The frank advocacy of open borders is now so radioactive that even the open-borders editorial page of The Wall Street Journal will no longer associate itself with it (once upon a time, the paper routinely called for an open-borders amendment to the U.S. Constitution). Talk of open borders has consequentially retreated behind closed doors. In public, everyone so inclined favors “comprehensive immigration reform,” which always includes higher levels of legal immigration and fig-leaf enforcement measures, as a step toward the unmentionable — and almost certainly unachievable — goal.
A faux cosmopolitanism is a thread running through the WikiLeaks emails. If you think Clinton aides root for terrorist acts not to be committed by Muslims, lest political and policy complications ensue, you’re right.
Hillary aide Karen Finney sent John Podesta an email in December 2015 about the San Bernardino shooting. She wrote “damn,” and forwarded a tweet from MSNBC journalist Chris Hayes relating that one of the shooters was named Syed Farook. Podesta lamented that it wasn’t instead a journalist named Syed Farook reporting on a shooting by Chris Hayes, who has a much more convenient, Irish surname.
If you think Clinton aides sneer at conservative Catholics and consider them retrograde, you’re right.
John Halpin of the left-wing think tank Center for American Progress, formerly headed by Podesta, wrote his boss and Jennifer Palmieri in 2011 that conservatives are attracted to Catholicism for its “systematic thought and severely backwards gender relations.” Palmieri, now a spokeswoman for the Clinton campaign, chimed in that those on the right embrace Catholicism as “the most socially acceptable politically conservative religion.”
A certain highhandedness and bad faith pervades the entire Clinton campaign. Hillary Clinton was perfectly comfortable with the globe-trotting financiers throwing six-figure speaking fees at her, but then had to turn around and shovel boob bait for Bubba at her party’s inflamed left-wing activists, who hate those very financiers and their views on trade, among many other things.

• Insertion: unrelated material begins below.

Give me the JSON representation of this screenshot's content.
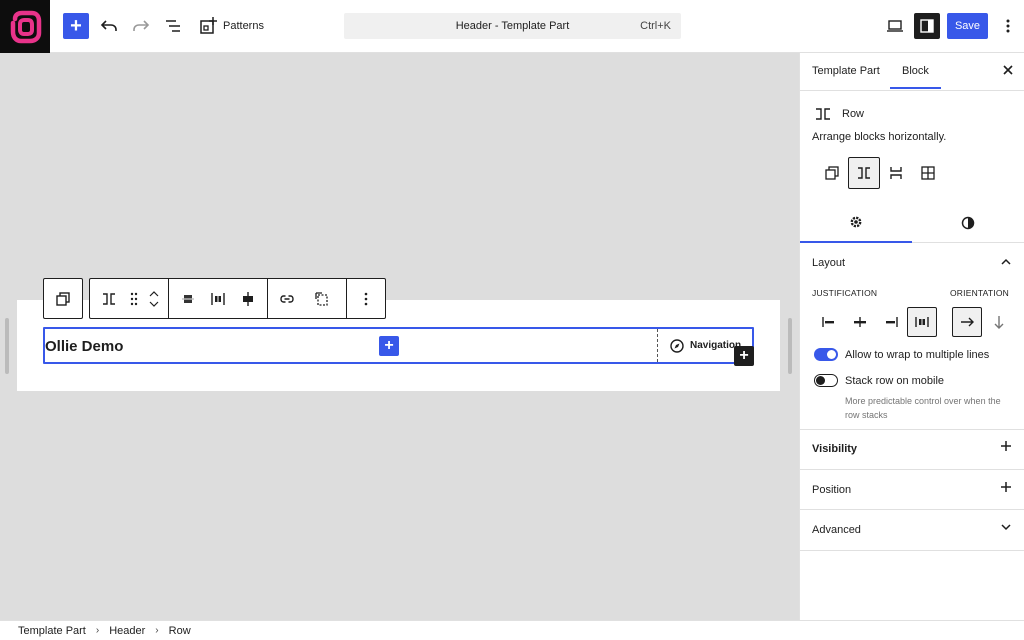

The Clinton campaign’s predicament was captured in microcosm by spokesman Brian Fallon. In September 2015, he worried about an op-ed attacking the Keystone Pipeline that, he notes, had already been extensively edited and re-edited. As secretary of state, Clinton had, reasonably enough, indicated she’d likely support the pipeline, and now she was coming out against it. Will her newly aggressive opposition, Fallon wondered, “be greeted cynically and perhaps as part of some manufactured attempt to project sincerity?”
Yeah, probably — like much of what she says and does. Such was Clinton’s manifest weakness in March 2016 that a friendly liberal columnist sent a worried email to John Podesta. “Right now,” the columnist warned, “I am petrified that Hillary is almost totally dependent on Republicans nominating Trump.” Sounds right. It always pays to be lucky, rather than good — or sincere.